Every business goes through slow periods. Macroeconomic conditions. Geopolitical tensions. A large client leaves. In the GCC, where we have become spoilt by positive momentum and an environment designed for businesses to thrive, a slowdown can feel like a failure.
In my experience, it is part of the cycle, and how a business responds to it reveals far more than how it behaves when everything is working. Leadership and cultural values are tested when things are not going well.
The instinct when revenue and profits decline is to react fast and visibly. Cut costs across the board. Chase any revenue available. Reassure everyone that nothing is wrong. Each of those instincts is understandable. A slowdown is precisely the moment a finance function becomes more important. The need to be informing decisions. This is where a CFO’s lens changes the response.
Diagnose before you react
The first question is not what to cut. It is what is actually happening. A slowdown has a cause, and the right response depends on it. Is this cyclical or a temporary softening that will recover? Is it structural, a permanent shift in the market that demands a different model? Or is it self-inflicted, the result of decisions the business made and can therefore reverse?
These three demand completely different responses. Cutting hard into a temporary dip can damage a business that would otherwise have recovered. Waiting out a structural shift can be fatal. The discipline is to diagnose before acting, and that requires data the business can trust.
Protect visibility above almost everything
When conditions are uncertain, the single most valuable asset is a clear view of what is coming. Most businesses run on backward-looking reporting. The accounts arrive weeks after month-end and describe what already happened. In a slowdown, that is far too slow.

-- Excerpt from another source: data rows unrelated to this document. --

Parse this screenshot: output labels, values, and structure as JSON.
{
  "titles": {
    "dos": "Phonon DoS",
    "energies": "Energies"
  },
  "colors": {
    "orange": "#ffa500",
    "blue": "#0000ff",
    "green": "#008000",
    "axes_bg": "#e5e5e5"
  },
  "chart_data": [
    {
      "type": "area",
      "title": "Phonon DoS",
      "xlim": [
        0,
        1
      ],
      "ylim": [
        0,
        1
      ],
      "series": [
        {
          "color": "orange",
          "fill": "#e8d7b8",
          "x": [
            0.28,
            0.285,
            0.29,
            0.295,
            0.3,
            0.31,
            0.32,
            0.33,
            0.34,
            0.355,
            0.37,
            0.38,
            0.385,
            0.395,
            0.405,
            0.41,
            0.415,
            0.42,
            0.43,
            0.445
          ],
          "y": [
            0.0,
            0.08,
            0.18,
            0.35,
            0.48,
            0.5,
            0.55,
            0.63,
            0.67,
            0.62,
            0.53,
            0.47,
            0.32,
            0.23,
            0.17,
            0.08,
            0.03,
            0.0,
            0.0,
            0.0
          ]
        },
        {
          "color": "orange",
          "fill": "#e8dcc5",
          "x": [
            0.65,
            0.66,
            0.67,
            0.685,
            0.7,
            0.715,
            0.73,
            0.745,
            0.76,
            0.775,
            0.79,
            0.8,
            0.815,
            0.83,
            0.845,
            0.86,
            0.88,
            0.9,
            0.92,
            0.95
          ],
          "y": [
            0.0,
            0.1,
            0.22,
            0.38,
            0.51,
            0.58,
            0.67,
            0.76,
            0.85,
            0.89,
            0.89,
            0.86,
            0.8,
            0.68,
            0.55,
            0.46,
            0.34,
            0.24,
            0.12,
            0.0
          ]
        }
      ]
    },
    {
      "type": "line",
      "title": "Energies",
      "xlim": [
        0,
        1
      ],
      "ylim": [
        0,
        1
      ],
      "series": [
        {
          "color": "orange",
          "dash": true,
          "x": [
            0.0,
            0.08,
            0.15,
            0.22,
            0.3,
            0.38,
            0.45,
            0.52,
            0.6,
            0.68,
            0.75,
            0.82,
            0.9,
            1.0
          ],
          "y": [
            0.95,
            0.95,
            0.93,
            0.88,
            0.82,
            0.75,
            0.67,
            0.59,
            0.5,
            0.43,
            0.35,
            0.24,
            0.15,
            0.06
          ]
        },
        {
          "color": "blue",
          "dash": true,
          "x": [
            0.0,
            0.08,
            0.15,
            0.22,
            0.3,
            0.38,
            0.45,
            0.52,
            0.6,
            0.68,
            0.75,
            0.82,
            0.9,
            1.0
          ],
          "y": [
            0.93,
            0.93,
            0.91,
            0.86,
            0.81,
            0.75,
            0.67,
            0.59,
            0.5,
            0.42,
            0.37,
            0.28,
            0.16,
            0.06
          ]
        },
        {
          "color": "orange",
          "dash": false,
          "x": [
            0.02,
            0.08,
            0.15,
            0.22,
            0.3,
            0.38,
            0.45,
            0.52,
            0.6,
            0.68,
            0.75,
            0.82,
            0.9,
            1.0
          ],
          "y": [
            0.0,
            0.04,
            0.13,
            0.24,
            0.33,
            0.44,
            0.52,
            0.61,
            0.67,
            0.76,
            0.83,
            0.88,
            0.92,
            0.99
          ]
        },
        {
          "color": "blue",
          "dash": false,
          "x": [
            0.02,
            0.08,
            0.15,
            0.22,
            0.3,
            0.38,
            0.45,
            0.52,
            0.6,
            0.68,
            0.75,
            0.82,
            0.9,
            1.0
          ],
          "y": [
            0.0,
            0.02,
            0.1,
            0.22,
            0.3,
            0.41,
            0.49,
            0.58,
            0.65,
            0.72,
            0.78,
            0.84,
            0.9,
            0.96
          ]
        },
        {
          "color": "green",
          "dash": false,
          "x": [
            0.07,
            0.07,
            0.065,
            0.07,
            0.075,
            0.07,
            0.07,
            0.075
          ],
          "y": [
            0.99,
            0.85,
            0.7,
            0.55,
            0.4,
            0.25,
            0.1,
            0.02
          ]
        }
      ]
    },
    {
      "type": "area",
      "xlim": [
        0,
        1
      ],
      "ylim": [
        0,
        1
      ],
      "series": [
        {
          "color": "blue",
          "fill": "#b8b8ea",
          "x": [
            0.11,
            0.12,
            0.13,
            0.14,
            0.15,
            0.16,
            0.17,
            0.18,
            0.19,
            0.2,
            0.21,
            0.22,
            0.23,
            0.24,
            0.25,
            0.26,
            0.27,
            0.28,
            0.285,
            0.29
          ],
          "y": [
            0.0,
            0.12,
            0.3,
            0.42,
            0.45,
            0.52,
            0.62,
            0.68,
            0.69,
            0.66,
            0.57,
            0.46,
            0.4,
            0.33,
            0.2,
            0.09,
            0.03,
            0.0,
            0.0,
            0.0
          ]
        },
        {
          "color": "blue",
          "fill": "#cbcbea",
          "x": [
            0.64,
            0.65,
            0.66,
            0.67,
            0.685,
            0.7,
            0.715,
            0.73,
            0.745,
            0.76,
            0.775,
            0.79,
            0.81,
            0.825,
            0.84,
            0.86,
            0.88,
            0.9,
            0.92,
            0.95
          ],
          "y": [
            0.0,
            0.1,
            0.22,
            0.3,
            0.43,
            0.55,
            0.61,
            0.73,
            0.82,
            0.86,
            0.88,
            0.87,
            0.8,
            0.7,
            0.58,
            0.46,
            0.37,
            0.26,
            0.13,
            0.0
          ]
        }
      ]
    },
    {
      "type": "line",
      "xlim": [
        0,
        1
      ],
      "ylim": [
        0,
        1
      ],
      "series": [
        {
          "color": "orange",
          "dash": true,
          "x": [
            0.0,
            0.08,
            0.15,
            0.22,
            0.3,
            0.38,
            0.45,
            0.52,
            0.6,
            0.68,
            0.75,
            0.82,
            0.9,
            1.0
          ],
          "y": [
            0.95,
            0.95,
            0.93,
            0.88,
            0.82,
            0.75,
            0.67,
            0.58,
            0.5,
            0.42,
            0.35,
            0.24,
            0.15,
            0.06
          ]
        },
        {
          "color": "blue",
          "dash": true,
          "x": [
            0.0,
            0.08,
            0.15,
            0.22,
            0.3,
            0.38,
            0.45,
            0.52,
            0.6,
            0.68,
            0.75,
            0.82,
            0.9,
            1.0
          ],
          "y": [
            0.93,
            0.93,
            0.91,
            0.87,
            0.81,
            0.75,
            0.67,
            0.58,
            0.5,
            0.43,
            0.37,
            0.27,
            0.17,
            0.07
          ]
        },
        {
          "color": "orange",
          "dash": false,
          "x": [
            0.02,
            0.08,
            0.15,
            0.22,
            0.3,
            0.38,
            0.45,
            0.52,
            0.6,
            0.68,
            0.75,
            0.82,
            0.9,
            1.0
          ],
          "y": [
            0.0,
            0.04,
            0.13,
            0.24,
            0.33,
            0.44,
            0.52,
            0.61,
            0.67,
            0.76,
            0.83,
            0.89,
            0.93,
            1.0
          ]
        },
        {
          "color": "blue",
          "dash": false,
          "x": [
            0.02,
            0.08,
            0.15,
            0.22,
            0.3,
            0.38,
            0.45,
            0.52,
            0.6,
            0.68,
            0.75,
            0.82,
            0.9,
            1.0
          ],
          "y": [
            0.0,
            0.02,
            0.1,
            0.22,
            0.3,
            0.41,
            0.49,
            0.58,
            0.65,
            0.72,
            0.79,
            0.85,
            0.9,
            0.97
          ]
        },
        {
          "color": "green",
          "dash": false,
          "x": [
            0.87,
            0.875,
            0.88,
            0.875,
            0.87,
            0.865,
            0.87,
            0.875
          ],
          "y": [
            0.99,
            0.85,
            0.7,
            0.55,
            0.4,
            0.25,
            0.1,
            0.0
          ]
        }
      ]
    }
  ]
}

What is needed is a rolling cash flow forecast that looks forward, updated frequently, showing the runway under both realistic and pessimistic scenarios. This is where modern, technology-enabled finance earns its place. Reporting that used to take days can be delivered in hours, and a forecast becomes a living document rather than a quarterly event. You cannot navigate a slowdown on numbers that only describe the past.
Defend margin, not just revenue
Under pressure, the instinct is to protect the top line. Discount to keep clients. Take work at thin margins to keep the team busy. This feels like fighting for survival. Often it accelerates the decline because it exacerbates already challenging cash positions.
Revenue that does not carry margin consumes cash and capacity while creating the illusion of health. A CFO’s job in a slowdown is to keep leadership focused on profitability and cash generation, not just the headline number. Sometimes the right decision is to let low-margin revenue go, even when the top line is already falling. That is a hard call, and one CFOs should be making.
Stay calm
If costs do need to come down, the across-the-board cut is often done in a panicked way.
It’s far better to cut surgically. Identify what is essential, what is discretionary, and what was never delivering a return even in good times. A slowdown is a useful moment to remove the last of those permanently. Precision protects the capacity you will need when conditions turn.
Keep one eye on the opportunity
A downturn is not only about defence. When competitors retreat, talent becomes available, customers reassess their suppliers, and assets can be acquired at sensible prices. A business with visibility and cash discipline can invest counter-cyclically while others are struggling. The strongest businesses I have seen do not simply survive a slowdown. They use it to come out ahead.
Talk to your stakeholders early
Banks, investors and boards respond far better to a business that comes to them early with a clear, evidence-based plan than to one that goes quiet in a crisis. Visibility is not only an internal tool. It is what allows you to have a credible conversation with the people whose support you may need. A sophisticated lender or investor can always tell the difference between a management team in control and one hoping the problem passes.
A slowdown exposes everything. Weak reporting, thin margins, undisciplined costs, and absent forecasting all become visible at the moment they matter most. Disciplined financial management becomes of paramount importance during these periods.